Hay un dicho que advierte que “a veces, la cura es
peor que la enfermedad”, y este caso puede ser un
buen ejemplo de ello. En muchas oportunidades se administran
antibióticos innecesariamente. Este abuso de fármacos
es causal del aumento de la resistencia de las bacterias,
que puede llevar a que algunos virus, que hoy en día
son “inofensivos”, se conviertan en incurables
dentro de unos años. La Organización Mundial
de la Salud (OMS) señaló que nuevos “supermicrobios” que
se han hecho resistentes a los medicamentos, pueden hacer
retroceder la ciencia a los tiempos en los que las infecciones
leves eran causantes de muerte. Pero, a pesar de ello,
la OMS recomendó ampliar, aún más,
el uso de los antibióticos en el tratamiento de
enfermedades que, por sus características, deban
ser combatidas con medicamentos potentes, puesto que de
no ser totalmente curadas o que no se eliminen definitivamente
los focos de infección, los microbios que queden
desarrollarán cepas más resistentes. Estos
medicamentos deben ser tomados sólo con prescripción
médica, y ante enfermedades que así los requieran.
Festejos en Paz
Fin de año es una época muy esperada por
los chicos por varios motivos. Uno de ellos es festejar
la noche de Año Nuevo y poder encender algún
fuego artificial. Hay que saber que la pirotecnia siempre
tiene riesgos y que algunos productos implican mayor peligro
que otros. Entre las lesiones más comunes están
las quemaduras, los problemas auditivos y los daños
oculares. Cuidados a tener en cuenta:
Aconsejamos que chicos
menores de 16 años no manipulen
elementos explosivos.
Comprar pirotecnia en lugares autorizados y de confianza.
Fijarse que los productos estén autorizados por
la Dirección General de Fabricaciones Militares.
Las mechas tienen que ser largas, para dar
tiempo a la persona a alejarse antes de que
estalle.
Nunca meterlos en latas, botellas o cualquier
otro recipiente.

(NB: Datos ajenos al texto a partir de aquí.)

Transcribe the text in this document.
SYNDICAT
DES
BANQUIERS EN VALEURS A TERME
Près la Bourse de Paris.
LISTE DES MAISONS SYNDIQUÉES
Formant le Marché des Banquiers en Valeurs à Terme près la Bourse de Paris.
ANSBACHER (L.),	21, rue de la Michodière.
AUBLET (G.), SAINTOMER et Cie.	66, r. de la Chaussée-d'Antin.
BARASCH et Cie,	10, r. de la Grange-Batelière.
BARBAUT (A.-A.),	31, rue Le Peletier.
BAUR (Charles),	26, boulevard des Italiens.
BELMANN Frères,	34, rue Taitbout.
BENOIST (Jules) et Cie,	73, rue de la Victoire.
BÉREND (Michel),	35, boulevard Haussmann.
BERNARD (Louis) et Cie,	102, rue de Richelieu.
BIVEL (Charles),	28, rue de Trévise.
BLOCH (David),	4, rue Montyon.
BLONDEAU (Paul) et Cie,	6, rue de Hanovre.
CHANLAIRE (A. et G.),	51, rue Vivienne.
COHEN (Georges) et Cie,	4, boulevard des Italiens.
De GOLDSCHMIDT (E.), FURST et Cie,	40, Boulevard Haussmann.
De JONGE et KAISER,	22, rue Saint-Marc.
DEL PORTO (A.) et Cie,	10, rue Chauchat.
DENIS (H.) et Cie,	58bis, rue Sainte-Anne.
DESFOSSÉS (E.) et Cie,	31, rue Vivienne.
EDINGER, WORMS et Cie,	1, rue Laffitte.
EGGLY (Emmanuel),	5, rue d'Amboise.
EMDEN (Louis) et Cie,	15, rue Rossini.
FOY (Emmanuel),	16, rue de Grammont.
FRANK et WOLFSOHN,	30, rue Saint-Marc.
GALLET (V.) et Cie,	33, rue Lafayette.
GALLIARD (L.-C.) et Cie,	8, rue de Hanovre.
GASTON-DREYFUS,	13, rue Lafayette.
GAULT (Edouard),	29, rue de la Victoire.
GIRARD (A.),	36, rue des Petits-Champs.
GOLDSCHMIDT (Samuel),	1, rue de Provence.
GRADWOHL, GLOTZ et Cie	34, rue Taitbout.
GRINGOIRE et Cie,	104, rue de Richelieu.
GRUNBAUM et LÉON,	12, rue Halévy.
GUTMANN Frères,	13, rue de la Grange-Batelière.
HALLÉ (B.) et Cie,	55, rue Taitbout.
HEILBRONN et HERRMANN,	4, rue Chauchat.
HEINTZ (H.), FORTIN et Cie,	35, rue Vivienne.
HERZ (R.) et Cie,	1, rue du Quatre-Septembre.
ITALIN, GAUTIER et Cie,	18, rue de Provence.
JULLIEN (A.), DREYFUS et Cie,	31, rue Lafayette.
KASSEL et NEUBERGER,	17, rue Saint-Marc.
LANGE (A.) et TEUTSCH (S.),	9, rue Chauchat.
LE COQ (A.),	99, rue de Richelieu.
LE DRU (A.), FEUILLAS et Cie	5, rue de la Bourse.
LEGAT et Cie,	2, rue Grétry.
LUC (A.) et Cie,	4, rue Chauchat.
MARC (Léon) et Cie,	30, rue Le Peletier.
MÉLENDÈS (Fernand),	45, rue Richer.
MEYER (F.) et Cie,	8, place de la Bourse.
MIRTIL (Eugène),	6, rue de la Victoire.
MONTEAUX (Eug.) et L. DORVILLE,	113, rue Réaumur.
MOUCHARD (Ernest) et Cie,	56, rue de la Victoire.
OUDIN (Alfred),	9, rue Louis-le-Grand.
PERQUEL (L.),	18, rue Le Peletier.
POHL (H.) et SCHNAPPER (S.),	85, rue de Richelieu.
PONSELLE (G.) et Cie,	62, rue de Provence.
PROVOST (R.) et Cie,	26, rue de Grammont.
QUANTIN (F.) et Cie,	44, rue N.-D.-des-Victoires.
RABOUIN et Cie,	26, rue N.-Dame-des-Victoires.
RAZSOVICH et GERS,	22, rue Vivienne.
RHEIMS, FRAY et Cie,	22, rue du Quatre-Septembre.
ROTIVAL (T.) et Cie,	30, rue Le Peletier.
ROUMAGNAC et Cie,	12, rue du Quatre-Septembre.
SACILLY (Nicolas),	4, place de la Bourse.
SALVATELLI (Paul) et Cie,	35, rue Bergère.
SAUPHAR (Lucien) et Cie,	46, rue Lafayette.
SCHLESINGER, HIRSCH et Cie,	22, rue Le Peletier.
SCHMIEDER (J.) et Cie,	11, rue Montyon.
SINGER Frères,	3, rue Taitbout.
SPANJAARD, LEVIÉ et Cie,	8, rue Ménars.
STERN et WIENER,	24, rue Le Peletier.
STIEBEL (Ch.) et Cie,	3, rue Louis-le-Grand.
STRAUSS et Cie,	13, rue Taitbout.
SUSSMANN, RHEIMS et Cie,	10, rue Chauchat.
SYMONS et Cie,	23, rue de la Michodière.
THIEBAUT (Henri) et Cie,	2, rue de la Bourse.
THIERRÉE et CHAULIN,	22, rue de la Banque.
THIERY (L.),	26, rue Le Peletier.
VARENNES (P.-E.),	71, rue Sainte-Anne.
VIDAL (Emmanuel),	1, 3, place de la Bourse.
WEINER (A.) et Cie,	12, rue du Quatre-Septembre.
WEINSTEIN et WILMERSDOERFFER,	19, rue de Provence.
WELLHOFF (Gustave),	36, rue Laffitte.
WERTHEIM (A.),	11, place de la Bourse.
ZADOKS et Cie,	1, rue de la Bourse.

Se pueden desprender esquirlas
y herir a
alguien.
Los primeros dientes
Los bebés van creciendo día a día
y esto se nota. La aparición de los primeros dientes
es, por lo general, todo un acontecimiento familiar. Entre
los cinco y los siete meses de edad hacen su aparición
los dos centrales inferiores, y a partir de ahí,
se van sucediendo uno tras otro, hasta que a los dos años
y medio ya tienen los veinte dientes de leche. No deben
preocuparse si tardan más en salir, depende mucho
de cada chico. Los síntomas más frecuentes
de la dentición son:
Babeo excesivo.
Llevarse los dedos o las manos a la boca.
Inflamación y enrojecimiento de las encías.
Irritabilidad y cambio de conducta.
Si bien estas molestias son parte del proceso normal
de crecimiento de nuestro bebé, pueden atenuarse. Los
juguetes de goma dura y fríos calman el dolor al
morderlos. Los que tienen líquido adentro también
son efectivos. Además, se les puede hacer suaves
masajes en las encías. Hay que tener en cuenta que
junto con la dentición, comienza el cuidado de los
dientes. Ya a los doce meses se puede usar un cepillo pequeño
y de cerdas suaves, y más adelante, bajo la supervisión
del pediatra, se va agregando el dentífrico.